I met Lucky Ehi in a reception center in Turin. He is a young Nigerian Catholic who escaped persecution in his country. His story of an escape and the welcoming of the Mother of God is symbolic. However, it is transversal to religions: a veiled woman with a bowed head is visible from behind the sculpture. It is a powerful and suggestive iconic plot that drives idealized connotations synthesizing Christianity to become even more universal. This is what fascinates me. I shared this idea with the Poggiali gallery and with the current director of the Museo Novecento in Florence Sergio Risaliti. We mapped out the project in the Milan office, and then launched the first exhibitions in Pietrasanta and Florence.
In another reinterpretation of the work, however, it was the body of the Virgin Mary that was missing: only Christ remained and fingerprints impressed on his right hand. What was the message of that sculpture?
This work is a synthesis of the Souvenir series, entitled Souvenir Pietà (Christ): Christ is ripped from the Mother. Made in 2007, the sculpture evokes the roar of a thundering absence of one living without
the other. The same for the 2018 Souvenir Pietà (Mother), where instead, stripped away Christ is imagined through the creative gap that I created. Souvenir Pietà (Christ) condenses what I said earlier: my personal challenge to create a maniacally perfect, suggestive 1:1 reproduction, without limiting myself to this threshold. The immediacy of a throbbing absence, that of Christ, nurtures this work’s conceptual dimension: the immediate reference to Michelangelo’s Pietà generates the same instantaneous identification of the absence of the Mother, Christ becomes a Souvenir ideally within everyone’s reach.
You have always been looking for new results, also experimenting with the laws of mechanics and physics, with which you gave life to the famous motorized marble boat, “Ahgalla”. Is poetical displacement exceeding the limits?
It is a challenge: a challenge to materials and a close encounter with myself. My temperament to generate and experiment with new possibilities is an inner necessity. No engineer was willing to ensure the success of the experiment so, albeit without any economic means at the time, I enjoyed the generosity and rare sensitivity of a quarry owner who gave me marble and space to make it, after which mounted an engine while docked at Carrara’s port and set sail with great trepidation.

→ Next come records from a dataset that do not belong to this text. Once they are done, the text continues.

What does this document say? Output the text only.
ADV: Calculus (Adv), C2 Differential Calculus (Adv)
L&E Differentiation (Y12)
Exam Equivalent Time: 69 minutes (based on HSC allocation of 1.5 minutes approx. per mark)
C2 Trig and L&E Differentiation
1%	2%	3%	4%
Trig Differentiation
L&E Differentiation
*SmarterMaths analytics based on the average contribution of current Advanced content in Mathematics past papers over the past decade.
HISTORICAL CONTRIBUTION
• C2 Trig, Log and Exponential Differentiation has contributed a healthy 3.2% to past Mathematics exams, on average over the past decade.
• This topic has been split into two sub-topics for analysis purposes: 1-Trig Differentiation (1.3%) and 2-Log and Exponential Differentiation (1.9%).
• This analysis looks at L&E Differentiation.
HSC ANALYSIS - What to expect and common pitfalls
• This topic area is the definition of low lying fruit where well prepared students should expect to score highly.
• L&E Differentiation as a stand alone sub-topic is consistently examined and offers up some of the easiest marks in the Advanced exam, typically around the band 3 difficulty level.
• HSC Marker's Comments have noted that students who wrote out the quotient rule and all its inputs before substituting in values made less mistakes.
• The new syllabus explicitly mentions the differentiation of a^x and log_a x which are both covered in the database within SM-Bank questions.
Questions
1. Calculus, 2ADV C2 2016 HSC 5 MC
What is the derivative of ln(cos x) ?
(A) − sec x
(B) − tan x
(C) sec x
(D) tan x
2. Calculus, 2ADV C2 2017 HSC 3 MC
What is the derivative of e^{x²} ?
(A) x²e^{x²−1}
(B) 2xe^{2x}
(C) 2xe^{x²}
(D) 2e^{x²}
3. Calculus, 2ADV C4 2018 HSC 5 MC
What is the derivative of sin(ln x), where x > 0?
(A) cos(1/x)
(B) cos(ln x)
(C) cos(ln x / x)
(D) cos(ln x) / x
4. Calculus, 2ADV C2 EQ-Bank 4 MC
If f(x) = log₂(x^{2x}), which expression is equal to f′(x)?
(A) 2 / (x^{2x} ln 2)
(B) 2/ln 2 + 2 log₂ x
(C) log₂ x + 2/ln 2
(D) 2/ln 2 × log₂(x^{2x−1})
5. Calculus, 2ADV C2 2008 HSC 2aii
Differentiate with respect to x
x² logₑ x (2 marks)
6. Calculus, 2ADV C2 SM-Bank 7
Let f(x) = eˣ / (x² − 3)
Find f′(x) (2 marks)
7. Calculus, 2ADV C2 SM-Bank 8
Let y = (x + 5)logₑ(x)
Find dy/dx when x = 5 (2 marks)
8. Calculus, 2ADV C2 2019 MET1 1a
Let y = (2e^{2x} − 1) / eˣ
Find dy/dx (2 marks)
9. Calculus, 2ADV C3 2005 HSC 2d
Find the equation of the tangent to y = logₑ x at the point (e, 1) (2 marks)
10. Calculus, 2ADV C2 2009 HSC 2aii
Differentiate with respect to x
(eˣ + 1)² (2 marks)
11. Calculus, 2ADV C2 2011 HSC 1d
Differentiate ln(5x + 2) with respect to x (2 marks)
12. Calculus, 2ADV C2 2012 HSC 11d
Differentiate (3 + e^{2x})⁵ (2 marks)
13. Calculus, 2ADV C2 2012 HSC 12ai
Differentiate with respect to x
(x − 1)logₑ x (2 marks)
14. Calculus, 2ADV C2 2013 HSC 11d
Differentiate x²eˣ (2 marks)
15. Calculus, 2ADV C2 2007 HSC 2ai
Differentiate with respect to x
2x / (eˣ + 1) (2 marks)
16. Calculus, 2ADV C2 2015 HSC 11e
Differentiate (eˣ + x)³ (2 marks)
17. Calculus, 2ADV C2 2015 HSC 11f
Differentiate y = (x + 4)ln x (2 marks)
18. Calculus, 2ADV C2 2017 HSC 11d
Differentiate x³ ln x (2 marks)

In my mind’s eye, I am still sailing. After Carrara, Venice during the Biennale, then Rome, Turin and Gorky Park in Moscow.
Which artists do you feel closest to?
There is something to learn from all of them, each talented in their own way.
Is your art classic, pop or punk?
I think classification is rather vague and inapplicable, but at the same time, all three adjectives are, in different ways and times, valid without being exhaustive. Perhaps my answer is that my art gives us back past meaning through coherent, rigorous artistic choices that surprise me first, drawing on the technical relevance of marble’s sophistication, and anthropological in how actuality is evaluated — this is why I think it is contemporary.